READ MORE: Should staff be allowed sick leave without a doctor's note?

HRD finds out sick leave requirements in Singapore.

The basic
According to the Ministry of Manpower (MOM), paid sick and hospitalisation leave is a basic protection under the Employment Act.

Employers should provide paid sick leave and bear the costs of the medical consultation when an employee is issued an MC by a government- or company-approved doctor. MOM advises that employers clearly communicate the list of doctors recognised by the company.

However, if employees have sought treatment from a doctor who’s not on the list, employers should practise discretion.

“There are many reasons why an employee could have sought medical treatment from a doctor who is not on the company’s approved list,” MOM said. “Employers should find out the reasons from their employees, and exercise flexibility.

“Regardless, employers are expected to excuse their employees from work if they are on sick leave or hospitalisation leave, in accordance with the instructions from their medical doctors.”

READ MORE: How can HR eradicate serial staff ‘sickies’?

The number of days of paid sick leave employees are entitled to depends on their period of service. As a rule, employees must have worked at least three months to be entitled to paid outpatient sick leave.
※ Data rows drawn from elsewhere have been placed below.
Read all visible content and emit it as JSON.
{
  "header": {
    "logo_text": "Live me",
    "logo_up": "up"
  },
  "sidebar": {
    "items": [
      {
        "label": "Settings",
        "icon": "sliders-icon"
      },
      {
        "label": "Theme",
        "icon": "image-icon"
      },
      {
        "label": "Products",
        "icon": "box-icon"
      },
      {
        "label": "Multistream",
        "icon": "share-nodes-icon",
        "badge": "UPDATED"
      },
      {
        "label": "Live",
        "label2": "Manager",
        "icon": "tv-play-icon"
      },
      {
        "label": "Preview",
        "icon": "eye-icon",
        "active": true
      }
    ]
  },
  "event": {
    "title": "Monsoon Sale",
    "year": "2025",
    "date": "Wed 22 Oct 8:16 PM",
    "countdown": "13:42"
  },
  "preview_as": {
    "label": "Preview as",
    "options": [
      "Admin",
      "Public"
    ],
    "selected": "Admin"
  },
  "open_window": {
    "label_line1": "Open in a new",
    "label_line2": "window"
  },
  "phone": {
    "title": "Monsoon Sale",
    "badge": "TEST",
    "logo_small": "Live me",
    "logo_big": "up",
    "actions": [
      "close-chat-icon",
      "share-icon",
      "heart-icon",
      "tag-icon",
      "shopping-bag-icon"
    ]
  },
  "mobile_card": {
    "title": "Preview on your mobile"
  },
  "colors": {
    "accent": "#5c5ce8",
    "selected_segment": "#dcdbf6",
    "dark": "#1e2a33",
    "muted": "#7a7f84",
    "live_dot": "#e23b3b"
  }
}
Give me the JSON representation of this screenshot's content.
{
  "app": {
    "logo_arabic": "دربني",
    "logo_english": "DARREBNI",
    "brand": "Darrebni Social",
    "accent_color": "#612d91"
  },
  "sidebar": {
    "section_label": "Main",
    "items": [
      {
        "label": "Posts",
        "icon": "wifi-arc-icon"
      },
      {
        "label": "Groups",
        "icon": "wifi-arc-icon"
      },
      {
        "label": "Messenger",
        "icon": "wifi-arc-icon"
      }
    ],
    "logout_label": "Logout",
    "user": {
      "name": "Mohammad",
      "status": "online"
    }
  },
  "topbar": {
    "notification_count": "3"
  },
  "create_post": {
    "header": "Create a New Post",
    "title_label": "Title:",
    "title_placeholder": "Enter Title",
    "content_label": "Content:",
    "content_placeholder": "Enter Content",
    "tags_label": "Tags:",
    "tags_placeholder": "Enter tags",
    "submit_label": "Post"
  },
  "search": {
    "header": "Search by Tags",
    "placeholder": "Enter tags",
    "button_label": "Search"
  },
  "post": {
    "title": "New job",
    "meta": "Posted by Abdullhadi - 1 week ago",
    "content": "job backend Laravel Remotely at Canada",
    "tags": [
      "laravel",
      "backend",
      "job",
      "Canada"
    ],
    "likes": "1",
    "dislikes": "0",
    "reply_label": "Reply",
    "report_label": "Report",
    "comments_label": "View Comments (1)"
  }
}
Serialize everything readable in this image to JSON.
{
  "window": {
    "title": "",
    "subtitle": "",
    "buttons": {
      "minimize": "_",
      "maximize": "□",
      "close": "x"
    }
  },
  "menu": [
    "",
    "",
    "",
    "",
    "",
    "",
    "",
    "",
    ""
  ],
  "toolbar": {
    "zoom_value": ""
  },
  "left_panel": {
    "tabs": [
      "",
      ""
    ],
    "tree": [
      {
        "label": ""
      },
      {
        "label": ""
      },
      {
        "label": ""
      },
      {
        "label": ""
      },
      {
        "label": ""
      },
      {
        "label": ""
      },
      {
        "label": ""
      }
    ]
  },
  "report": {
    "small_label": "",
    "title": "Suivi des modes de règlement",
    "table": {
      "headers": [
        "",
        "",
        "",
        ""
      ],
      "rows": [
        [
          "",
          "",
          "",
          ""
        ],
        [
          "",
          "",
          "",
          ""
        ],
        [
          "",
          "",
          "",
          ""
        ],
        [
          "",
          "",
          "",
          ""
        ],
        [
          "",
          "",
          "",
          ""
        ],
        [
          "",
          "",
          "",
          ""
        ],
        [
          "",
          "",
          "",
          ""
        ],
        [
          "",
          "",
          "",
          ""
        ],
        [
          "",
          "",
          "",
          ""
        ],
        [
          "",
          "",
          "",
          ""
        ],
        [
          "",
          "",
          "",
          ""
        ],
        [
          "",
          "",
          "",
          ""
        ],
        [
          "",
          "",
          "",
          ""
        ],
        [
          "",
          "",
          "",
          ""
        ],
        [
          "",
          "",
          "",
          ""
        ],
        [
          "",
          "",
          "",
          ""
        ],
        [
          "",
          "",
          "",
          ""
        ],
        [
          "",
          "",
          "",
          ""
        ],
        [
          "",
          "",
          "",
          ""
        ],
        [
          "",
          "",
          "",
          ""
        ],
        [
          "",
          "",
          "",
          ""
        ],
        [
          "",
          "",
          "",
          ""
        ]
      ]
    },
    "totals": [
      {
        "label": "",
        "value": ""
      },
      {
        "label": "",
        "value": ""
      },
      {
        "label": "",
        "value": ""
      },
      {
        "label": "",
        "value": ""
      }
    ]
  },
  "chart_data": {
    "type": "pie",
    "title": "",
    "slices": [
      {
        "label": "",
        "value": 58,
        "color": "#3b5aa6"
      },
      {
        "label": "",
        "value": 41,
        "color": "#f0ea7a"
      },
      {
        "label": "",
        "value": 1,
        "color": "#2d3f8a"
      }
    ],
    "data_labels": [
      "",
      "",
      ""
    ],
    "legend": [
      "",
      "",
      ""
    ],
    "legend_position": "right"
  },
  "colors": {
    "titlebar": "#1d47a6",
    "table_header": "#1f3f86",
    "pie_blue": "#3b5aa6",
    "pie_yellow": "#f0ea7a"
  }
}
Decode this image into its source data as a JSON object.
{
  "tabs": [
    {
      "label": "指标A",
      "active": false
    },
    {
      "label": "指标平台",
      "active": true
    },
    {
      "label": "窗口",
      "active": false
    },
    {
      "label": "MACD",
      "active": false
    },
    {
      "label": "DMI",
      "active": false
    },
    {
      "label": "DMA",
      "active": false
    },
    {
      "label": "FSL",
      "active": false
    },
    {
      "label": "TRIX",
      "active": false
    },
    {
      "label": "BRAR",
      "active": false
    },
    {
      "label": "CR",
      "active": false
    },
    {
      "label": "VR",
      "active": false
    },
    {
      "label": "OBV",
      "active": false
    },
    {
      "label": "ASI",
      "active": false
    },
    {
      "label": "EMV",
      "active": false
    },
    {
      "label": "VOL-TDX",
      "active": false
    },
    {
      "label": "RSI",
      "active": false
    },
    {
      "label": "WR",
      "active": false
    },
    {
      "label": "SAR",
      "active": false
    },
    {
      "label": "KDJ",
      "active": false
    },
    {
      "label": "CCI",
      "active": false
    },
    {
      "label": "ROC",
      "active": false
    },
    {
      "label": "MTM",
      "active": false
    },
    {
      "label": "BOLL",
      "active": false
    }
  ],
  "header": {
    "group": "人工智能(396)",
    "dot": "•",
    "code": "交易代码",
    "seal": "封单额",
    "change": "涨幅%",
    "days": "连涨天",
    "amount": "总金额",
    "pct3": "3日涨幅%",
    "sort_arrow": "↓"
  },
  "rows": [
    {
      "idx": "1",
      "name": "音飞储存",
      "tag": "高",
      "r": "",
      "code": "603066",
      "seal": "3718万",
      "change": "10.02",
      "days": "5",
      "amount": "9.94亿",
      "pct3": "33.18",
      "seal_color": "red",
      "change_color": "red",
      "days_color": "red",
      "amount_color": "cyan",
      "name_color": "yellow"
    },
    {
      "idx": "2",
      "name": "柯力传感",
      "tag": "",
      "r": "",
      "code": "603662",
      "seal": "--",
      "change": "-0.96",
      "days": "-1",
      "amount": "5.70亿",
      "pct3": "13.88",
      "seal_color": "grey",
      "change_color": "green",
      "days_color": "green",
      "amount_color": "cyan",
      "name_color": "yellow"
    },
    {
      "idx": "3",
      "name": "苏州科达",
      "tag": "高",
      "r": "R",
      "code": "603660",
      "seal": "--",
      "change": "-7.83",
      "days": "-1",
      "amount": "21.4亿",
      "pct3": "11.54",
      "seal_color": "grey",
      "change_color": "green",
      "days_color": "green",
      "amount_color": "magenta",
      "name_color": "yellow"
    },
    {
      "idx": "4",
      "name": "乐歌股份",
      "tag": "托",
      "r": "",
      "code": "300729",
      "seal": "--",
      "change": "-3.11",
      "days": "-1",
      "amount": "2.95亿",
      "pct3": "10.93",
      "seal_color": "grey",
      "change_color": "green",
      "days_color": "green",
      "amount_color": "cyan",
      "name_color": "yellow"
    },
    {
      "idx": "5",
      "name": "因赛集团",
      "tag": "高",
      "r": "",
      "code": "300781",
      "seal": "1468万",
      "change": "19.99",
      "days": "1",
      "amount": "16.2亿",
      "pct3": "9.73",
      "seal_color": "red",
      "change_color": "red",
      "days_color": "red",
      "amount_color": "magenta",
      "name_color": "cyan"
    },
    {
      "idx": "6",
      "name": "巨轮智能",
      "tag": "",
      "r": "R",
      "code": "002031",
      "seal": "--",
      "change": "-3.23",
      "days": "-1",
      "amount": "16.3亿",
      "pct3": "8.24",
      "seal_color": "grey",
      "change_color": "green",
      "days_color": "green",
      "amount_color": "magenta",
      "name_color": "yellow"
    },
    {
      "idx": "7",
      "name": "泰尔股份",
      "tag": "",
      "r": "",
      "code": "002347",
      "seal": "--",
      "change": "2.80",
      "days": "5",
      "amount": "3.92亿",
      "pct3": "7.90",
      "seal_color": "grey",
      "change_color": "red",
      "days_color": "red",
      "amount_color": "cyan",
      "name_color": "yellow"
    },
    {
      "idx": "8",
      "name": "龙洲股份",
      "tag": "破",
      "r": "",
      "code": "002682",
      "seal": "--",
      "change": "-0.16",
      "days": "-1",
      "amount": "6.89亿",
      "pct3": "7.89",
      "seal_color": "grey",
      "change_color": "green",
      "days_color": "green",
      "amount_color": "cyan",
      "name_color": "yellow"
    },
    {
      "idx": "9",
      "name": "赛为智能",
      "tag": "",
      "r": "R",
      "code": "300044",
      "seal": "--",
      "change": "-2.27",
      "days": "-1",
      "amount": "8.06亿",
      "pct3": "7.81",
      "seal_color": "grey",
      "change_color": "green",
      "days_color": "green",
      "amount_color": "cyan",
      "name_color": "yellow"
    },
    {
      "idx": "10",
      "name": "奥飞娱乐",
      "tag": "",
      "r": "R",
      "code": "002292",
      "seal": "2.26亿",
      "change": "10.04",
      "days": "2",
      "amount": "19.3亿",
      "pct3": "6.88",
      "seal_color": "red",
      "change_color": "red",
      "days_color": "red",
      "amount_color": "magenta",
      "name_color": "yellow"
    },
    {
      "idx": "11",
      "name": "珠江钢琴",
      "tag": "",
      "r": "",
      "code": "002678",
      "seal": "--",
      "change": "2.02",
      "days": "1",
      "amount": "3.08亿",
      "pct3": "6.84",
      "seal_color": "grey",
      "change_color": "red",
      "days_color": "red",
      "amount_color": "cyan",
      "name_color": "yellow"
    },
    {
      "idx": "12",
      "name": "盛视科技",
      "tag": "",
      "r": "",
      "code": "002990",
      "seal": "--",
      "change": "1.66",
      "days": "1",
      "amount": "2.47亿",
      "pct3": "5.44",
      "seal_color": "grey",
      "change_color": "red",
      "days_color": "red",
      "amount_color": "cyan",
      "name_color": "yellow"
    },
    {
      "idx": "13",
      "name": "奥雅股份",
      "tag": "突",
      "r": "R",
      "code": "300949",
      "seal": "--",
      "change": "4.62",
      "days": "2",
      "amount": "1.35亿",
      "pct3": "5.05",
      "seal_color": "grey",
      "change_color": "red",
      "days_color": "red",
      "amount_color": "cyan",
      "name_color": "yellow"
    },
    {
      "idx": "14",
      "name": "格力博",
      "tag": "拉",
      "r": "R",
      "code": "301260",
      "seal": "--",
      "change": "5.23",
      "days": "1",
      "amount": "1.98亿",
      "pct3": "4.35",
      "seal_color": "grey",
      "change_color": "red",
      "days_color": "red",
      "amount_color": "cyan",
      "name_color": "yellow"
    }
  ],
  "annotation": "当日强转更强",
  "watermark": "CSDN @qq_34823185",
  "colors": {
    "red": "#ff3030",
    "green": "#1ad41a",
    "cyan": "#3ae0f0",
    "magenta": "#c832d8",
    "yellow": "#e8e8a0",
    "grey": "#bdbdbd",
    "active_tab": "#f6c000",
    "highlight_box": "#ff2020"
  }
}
Employees must be with the company for at least six months to get the full entitlement. Between three and six months, entitlements can be pro-rated, according to MOM.

Staff can be given up to 14 days of paid outpatient sick leave and 60 days of paid hospitalisation leave. The 60 days of paid hospitalisation leave includes the 14 days paid outpatient sick leave entitlement.

The Employment Act also requires employees to inform about their absence within 48 hours. Staff should submit their MC when they return to work, stated MOM.

Despite the guidelines, MOM reminds employers that the probation period shouldn’t affect staffs’ sick leave entitlement.

“Sick leave entitlement is not tied to the probation period,” MOM said. “[Employees] are entitled to paid sick leave as long as you are covered under the Employment Act and have worked for your employer for at least three months.

“Employers are also encouraged to be flexible and grant paid sick leave to employees who have worked for less than three months.”

Also, employees are still entitled to paid sick leave while serving notice. Entitlement depends on their length of service:

  • 6 months or more: full entitlement
  • 3 to 6 months of service: sick leave will be pro-rated

Sick leave – paid or unpaid – taken while serving notice is treated as part of the notice period, said MOM.

Bonus: MCs from TCM practitioners
Some employees may choose to visit a traditional Chinese medicine (TCM) practitioner instead. Would a note from the TCM practice count?

MOM shared that this is entirely up to the employer’s discretion. Regardless, staff should still be excused from work based on their MC.